(Repeats June 12 story with no changes to text)
* May copper volumes slide 40% on CME, 26% on LME
* Funds slash risk profiles, pull back from new positions
* Shanghai copper activity robust, surges 21% in May
By Eric Onstad
LONDON, June 12 (Reuters) - Copper trading on the CME and London Metal Exchange tumbled last month as funds and speculators fled from high volatility during the coronavirus pandemic, but volumes shot up in top metals consumer China as lockdowns were lifted.
Dealing activity in copper - the metal widely regarded as an economic barometer of the global economy due to its industrial uses - has withered in the West and analysts expect it to remain weak after sharp swings on the market.
The CME Group, favoured by funds and other speculators, was hardest hit, with trading volumes in Comex copper futures and options plummeting 40% to 1.26 million contracts in May compared to last year.
The larger London Metal Exchange, the main venue for physical business from miners and industrial users, saw volumes slide 26% to 2.12 million lots last month, according to data from the exchanges.
“Many people were hurt on the downside and hurt on the upside as well,” said Gabriel Garcin, portfolio specialist of alternative and traditional investments at UBS in Paris.
“Now you end up today with less leveraged market participants who are not really willing to take huge amounts of new directional risk on these markets.”
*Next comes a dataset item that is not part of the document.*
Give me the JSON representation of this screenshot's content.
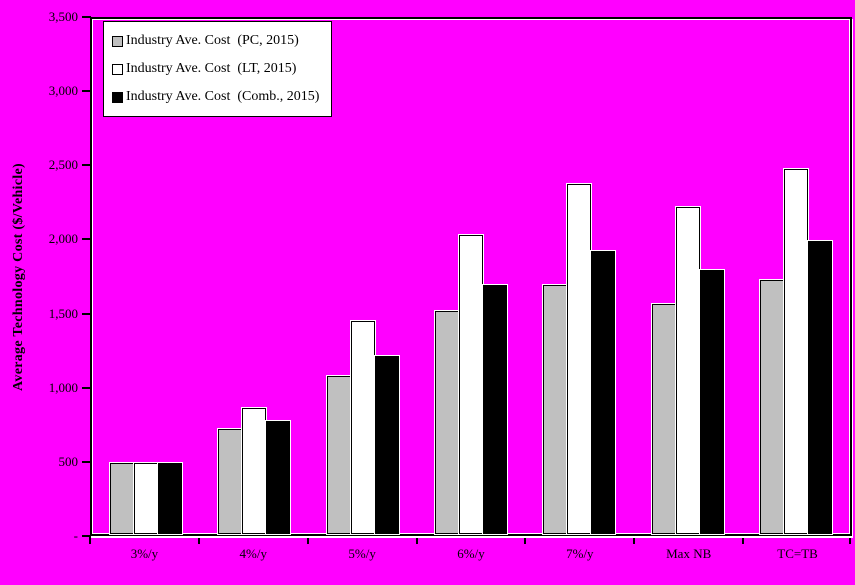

Open interest - measuring the flow of money that remains in a contract - in CME’s Comex copper futures stands at the lowest levels since 2016.
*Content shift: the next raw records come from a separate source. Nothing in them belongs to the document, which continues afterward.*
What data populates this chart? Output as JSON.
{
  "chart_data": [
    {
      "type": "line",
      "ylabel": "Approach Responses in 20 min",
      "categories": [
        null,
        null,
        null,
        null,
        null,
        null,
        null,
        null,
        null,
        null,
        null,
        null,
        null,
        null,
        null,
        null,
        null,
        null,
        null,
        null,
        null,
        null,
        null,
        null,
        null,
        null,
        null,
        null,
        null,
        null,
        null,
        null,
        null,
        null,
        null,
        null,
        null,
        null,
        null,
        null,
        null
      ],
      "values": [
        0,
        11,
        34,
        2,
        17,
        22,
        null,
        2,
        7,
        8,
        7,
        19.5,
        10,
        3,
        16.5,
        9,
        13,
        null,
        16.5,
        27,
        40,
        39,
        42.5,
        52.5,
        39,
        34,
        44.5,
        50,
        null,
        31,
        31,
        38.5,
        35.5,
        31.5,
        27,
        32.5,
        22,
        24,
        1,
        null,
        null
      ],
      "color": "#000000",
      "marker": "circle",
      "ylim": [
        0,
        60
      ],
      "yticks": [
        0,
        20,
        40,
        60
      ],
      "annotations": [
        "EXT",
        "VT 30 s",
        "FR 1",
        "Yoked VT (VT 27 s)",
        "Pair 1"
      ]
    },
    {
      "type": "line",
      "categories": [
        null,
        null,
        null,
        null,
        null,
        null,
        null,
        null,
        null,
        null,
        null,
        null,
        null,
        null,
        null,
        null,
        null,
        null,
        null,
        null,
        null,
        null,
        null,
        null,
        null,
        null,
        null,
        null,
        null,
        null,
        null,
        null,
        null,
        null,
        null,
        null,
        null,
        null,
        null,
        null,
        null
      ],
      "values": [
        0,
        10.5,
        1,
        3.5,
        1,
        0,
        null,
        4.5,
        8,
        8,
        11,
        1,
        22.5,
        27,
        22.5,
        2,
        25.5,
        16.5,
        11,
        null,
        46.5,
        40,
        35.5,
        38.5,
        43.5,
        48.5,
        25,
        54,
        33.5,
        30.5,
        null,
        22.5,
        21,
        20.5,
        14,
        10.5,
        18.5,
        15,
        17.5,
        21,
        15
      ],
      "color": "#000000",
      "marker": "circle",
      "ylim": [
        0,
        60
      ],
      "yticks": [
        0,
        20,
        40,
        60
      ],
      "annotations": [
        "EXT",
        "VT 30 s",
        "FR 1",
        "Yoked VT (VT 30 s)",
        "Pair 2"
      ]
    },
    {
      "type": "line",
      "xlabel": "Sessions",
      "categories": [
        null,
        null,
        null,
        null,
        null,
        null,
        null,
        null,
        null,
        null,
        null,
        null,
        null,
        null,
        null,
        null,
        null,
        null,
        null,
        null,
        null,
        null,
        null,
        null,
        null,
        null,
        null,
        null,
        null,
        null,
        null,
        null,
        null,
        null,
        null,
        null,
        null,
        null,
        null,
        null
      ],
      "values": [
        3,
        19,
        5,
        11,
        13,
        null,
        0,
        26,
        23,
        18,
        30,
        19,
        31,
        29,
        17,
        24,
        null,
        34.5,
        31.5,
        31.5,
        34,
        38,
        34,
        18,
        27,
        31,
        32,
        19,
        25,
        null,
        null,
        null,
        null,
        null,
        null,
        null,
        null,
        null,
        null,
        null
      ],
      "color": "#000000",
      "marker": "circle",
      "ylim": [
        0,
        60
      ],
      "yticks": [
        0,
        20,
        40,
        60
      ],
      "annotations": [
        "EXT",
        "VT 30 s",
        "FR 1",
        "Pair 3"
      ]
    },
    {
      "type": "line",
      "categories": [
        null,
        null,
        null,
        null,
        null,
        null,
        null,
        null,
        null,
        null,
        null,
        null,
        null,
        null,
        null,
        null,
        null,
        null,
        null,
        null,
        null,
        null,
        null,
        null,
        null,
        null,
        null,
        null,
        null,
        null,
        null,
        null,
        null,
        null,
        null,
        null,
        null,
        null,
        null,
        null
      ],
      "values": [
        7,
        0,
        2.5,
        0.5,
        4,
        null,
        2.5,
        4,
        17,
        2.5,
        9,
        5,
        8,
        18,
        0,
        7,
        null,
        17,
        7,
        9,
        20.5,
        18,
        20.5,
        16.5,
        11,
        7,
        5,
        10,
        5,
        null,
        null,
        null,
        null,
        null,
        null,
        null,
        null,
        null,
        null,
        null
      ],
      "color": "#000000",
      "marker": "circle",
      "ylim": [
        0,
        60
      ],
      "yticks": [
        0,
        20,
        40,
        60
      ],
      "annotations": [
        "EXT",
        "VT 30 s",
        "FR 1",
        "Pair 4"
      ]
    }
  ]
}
Guy Wolf, global head of market analytics at commodities broker Marex Spectron, said there had been derisking across quantitative strategies.
Banks, mainly in the West, have formulated “risk premia” products for institutional investors that seek to boost returns using alternative assets such as commodities.
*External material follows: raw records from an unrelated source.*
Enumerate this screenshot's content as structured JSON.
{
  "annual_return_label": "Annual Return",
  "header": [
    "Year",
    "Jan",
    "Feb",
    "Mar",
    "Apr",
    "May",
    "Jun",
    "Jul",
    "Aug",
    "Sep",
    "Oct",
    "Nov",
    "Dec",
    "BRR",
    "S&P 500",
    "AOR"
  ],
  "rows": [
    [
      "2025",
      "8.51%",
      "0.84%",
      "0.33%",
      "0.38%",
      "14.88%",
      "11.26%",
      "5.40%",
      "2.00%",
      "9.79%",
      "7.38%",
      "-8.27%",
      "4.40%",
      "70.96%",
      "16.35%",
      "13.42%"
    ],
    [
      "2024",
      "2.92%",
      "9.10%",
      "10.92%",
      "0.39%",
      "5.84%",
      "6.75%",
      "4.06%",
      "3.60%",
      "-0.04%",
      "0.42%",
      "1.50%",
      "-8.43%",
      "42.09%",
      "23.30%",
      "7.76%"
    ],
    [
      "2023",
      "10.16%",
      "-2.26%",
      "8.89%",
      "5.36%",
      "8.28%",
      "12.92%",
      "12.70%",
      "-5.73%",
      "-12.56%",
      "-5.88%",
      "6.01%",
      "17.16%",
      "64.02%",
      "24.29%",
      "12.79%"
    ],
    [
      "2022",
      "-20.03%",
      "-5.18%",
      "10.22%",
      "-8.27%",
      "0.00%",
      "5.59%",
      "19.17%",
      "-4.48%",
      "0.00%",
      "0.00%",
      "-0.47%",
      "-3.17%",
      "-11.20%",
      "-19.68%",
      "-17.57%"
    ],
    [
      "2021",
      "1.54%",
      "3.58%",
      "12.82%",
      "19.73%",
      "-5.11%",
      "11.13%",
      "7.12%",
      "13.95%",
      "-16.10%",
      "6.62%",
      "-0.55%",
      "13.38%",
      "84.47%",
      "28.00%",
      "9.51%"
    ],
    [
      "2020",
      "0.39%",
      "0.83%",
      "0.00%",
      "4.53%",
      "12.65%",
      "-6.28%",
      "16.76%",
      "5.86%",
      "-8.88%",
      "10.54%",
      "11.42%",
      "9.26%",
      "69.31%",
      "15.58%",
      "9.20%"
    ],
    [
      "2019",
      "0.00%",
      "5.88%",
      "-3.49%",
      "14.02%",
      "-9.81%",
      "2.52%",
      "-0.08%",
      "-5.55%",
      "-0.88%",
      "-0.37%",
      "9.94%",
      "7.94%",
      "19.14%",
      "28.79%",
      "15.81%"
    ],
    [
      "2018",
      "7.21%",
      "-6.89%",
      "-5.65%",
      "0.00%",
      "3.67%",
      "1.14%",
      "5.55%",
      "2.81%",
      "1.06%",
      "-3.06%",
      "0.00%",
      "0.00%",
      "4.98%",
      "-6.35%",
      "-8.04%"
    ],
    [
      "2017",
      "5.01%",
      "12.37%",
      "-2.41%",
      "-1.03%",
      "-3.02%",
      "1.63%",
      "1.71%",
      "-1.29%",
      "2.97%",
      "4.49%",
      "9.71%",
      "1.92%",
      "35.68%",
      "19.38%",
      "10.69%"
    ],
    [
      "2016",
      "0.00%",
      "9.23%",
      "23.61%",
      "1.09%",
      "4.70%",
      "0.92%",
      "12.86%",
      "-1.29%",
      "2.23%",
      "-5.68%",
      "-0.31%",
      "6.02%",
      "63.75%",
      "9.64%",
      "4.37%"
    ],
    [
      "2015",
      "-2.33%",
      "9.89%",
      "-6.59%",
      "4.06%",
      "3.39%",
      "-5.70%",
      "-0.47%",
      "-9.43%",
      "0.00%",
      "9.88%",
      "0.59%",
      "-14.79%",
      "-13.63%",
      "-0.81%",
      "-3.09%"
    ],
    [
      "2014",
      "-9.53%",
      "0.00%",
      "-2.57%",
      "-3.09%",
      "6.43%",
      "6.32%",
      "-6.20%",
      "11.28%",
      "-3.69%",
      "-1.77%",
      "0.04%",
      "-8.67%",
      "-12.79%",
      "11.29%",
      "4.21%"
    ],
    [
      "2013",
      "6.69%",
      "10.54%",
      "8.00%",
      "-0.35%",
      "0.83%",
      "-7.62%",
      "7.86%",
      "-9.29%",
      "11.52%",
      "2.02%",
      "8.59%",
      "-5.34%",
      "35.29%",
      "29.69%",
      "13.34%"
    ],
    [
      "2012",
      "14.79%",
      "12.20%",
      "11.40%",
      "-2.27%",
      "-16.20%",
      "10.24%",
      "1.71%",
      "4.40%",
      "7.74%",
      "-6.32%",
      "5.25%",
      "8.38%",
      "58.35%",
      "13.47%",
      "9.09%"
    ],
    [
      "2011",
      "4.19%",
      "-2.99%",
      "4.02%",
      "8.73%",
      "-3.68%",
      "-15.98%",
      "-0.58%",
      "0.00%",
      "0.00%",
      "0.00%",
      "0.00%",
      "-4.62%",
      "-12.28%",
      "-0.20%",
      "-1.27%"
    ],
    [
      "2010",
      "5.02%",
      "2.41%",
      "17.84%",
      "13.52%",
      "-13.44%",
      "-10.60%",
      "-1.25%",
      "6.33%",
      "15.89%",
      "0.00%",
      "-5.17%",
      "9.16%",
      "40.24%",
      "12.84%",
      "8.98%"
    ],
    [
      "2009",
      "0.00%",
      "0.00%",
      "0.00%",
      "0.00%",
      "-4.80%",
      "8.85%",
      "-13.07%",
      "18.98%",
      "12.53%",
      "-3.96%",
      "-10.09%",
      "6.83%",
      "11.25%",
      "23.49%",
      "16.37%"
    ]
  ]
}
Speculators piled in with bearish positions as COVID-19 lockdowns cut demand for metals, pushing benchmark copper prices on the LME to a 45-month low of $4,371 a tonne on March 19.
Prices have since rebounded by about a third to around $5,800, but volumes and open interest have remained subdued.
Volumes were high in March across metals exchanges, surging 31.6% on Comex and 18% on the LME, reflecting increased bearish bets and withdrawal of participants.
In China, however, copper volumes have been robust, surging 21% on the Shanghai Futures Exchange in May after a 38% jump in April.
That reflects the fact that ShFE attracts a lot of small retail speculators, which have persisted in their trades, as well as increasing numbers of industrial players.
“Hedging activity for example is not as common yet in China so there is more room for growth of new participants,” an Asia-based trader said, adding that bargain hunters were also out in force in April.
The LME is owned by Hong Kong Exchanges and Clearing Ltd.